Since he had refused to acknowledge Caesarian, Caesar’s inheritance passed to his legally named heir, Octavian. Octavian, along with fellow Triumvirs Marc Antony and Lepidus, also assumed responsibility for punishing Caesar’s murderers. It was natural that Cleopatra sided with the Caesarian faction. After the Caesarians proved victorious, their Triumvirate fell apart, and Cleopatra aligned herself with Antony, who moved to Alexandria to live with her. Once again, Cleopatra embroiled herself in a famous and scandalous relationship (Antony was still legally married to Octavian’s sister Octavia, at least until the latter filed for divorce). Cleopatra bore Antony three children, including Cleopatra Selene.

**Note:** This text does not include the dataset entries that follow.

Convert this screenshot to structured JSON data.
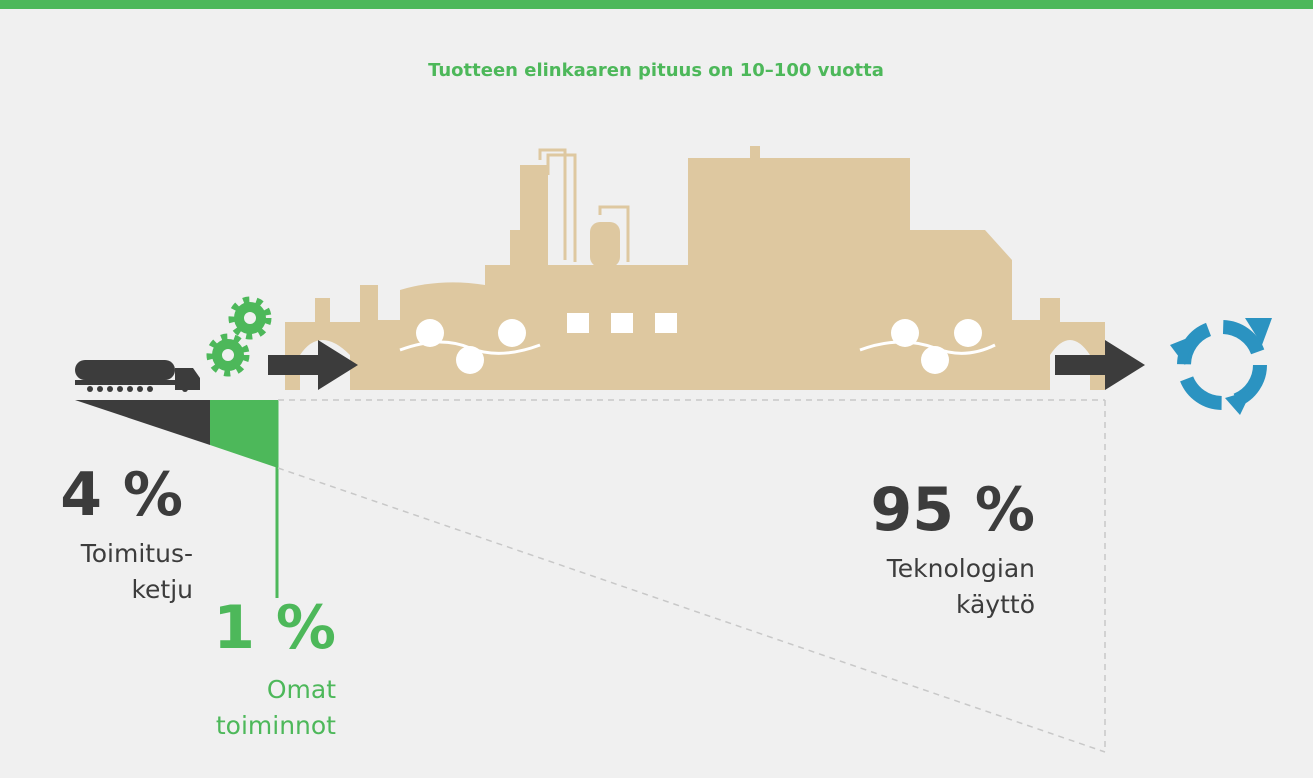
{
  "title": "Tuotteen elinkaaren pituus on 10–100 vuotta",
  "segments": [
    {
      "value": "4 %",
      "label": [
        "Toimitus-",
        "ketju"
      ]
    },
    {
      "value": "1 %",
      "label": [
        "Omat",
        "toiminnot"
      ]
    },
    {
      "value": "95 %",
      "label": [
        "Teknologian",
        "käyttö"
      ]
    }
  ]
}
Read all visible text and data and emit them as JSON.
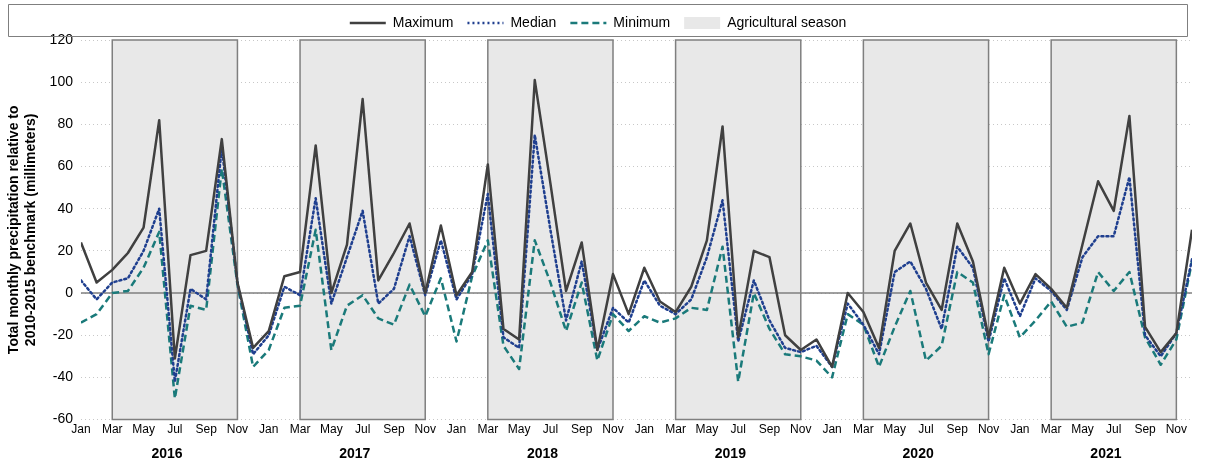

The current ancient bronze was struck in Damascus, Syria during this tumultuous period, probably between 33-32 BC. At first inspection, the designs appear typical for ancient Ptolemaic coinage, for example the ubiquitous eagle featured on the reverse. Of particular interest is the obverse depiction of Tyche, whose features unmistakably resemble Cleopatra. Tyche was a popular goddess presiding over the fortune and prosperity over an individual, city, or realm. She commonly appeared on ancient coinage, dating back to at least the 4th century BC. To the Romans, she was known as Fortuna. The motif of Cleopatra as Tyche probably intended to advertise the queen’s responsibility for the prosperity of her subjects.

As for Cleopatra, her own fortunes turned when Octavian waged open war against her paramour. Antony was defeated in 30 BC at the epic Battle of Actium, and subsequently committed suicide. In the aftermath, Cleopatra probably surmised her own death was near. The details of Cleopatra’s final days are subject to debate. It is possible Cleopatra attempted parley with Octavian, perhaps to seduce him, or at least to secure the future of her children, who were spared and taken into Octavia’s care (all except Caesarion, who was too much of a liability to Octavian). In any case, Cleopatra decided that she would rather not serve as a war trophy in a Triumphal parade. According to many ancient sources, Cleopatra committed suicide by allowing a venomous snake to bite her breast. More likely, the erudite and resourceful Cleopatra ended her life by ingesting a deadly mixture of hemlock, wolfsbane and opium.

Coin Details: PTOLEMAIC KINGDOM, SYRIA, Coele-Syria, Damascus, Cleopatra VII of Egypt, Circa 37-33/1 BC, Æ (14mm, 2.56 g, 12h), Dated CY 280 (33/2 BC), NGC Grade: XF, Strike: 5/5, Surface: 4/5, Obverse: Turreted head of Cleopatra as Tyche right, Reverse: Eagle standing right; L Π/Σ (date) to right; all within wreath, References: De Saulcy –; RPC I 4785.1 (this coin, illustrated on pl. 173); DCA 499; HGC 9, 1465. Very rare, one of three cited in RPC, no additional in supplements.